As far as pH goes, you'll probably notice that if you mix up a new full-strength batch of nutrients that the pH should be right around a 6 - and want to stay there due to the buffers in the FF nutrients. If you are getting between 5.8 and 6.2 pH after mixing up a new batch of nutrients - don't split-hairs and try to chase the pH around by tenths or hundredths of a point using a pH adjuster.... you'll just make things more difficult for the plant. About the only time I have to use any real amount of pH adjuster is when young plants/cuttings are being given less than half-strength nutrients (due to the buffering also being weak). Take a pH reading every few days or so just to make sure there's nothing wacky going on - but otherwise it really shouldn't be fluctuating that much over 7 days when it will be time for a new batch of solution. Any water/solution that goes into the reservoir needs to be pH adjusted prior to being added (even tap water for example).
As far as when the water-level starts to drop as the plant drinks/feeds, relax a little here as well... all you have to do is make sure there's at least enough solution to keep the roots wet and the air stone bubbling. There's a lot of lee-way here as far as the water level goes. I usually wait until they are about half emptied, then I top them off back to full with plain/pH'ed water. Sometimes I top-off frequently and sometimes I even let the buckets get mostly emptied (not recommended though)... But the general rule is after you have topped-off with an equal amount of water used to mix up the original nutrient solution: it's time to mix up a new batch of nutrients even if a week has not passed. That's it, nothing complicated.

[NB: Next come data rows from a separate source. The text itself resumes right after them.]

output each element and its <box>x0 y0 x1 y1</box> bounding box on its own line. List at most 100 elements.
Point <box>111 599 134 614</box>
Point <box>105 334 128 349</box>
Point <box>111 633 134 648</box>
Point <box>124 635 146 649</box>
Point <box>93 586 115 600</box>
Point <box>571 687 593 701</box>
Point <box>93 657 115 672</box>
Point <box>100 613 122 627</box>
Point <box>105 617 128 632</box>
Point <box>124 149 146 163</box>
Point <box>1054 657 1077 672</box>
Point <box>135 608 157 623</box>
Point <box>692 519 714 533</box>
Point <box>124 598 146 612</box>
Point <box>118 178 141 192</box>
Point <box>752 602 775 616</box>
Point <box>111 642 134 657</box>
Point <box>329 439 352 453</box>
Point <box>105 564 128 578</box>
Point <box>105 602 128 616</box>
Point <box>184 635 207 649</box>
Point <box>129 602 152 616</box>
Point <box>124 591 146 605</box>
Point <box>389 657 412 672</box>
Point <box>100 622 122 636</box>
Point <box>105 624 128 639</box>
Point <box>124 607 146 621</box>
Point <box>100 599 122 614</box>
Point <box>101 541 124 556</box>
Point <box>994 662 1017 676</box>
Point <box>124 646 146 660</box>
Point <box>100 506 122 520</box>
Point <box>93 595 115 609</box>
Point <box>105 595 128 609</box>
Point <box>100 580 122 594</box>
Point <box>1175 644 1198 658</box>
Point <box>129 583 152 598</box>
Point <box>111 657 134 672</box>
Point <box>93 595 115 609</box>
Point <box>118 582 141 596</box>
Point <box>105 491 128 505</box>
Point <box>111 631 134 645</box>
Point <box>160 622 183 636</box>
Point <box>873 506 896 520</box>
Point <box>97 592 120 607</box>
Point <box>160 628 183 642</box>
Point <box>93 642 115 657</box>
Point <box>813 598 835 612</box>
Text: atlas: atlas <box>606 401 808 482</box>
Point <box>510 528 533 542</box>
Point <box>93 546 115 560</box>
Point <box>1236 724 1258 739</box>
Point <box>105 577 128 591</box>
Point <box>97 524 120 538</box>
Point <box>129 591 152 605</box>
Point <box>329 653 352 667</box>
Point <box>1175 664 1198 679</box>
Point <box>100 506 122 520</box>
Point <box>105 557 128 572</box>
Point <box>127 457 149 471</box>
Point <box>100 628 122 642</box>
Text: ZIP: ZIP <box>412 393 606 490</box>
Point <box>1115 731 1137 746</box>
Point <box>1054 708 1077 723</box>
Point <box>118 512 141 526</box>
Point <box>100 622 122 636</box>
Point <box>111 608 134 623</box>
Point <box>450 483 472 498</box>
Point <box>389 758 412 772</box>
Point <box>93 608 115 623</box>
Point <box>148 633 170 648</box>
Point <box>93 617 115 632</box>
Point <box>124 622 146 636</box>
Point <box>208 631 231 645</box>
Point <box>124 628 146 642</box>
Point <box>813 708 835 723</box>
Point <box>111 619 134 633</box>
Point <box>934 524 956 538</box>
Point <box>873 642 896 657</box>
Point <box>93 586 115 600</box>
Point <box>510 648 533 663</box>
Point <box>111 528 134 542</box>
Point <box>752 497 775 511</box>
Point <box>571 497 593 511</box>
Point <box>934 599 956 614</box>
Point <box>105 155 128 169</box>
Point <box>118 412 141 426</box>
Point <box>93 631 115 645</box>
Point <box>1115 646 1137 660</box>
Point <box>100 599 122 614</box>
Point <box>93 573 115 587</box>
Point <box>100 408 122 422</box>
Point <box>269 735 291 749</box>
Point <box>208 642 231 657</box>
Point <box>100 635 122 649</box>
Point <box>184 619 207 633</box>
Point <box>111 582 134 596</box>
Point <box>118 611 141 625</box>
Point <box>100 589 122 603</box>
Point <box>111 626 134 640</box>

Further down the road once you have your desired base-line EC/ppm readings established, you can "add-back" nutrient solution to maintain that EC/ppm level instead of "topping-off" with plain water and changing the solution weekly. But in my personal experience, this is not really any better or worse as far as the plant is concerned, and is a little more work with more room for error. I stick with topping-off plus weekly reservoir changes (aka "drain to waste").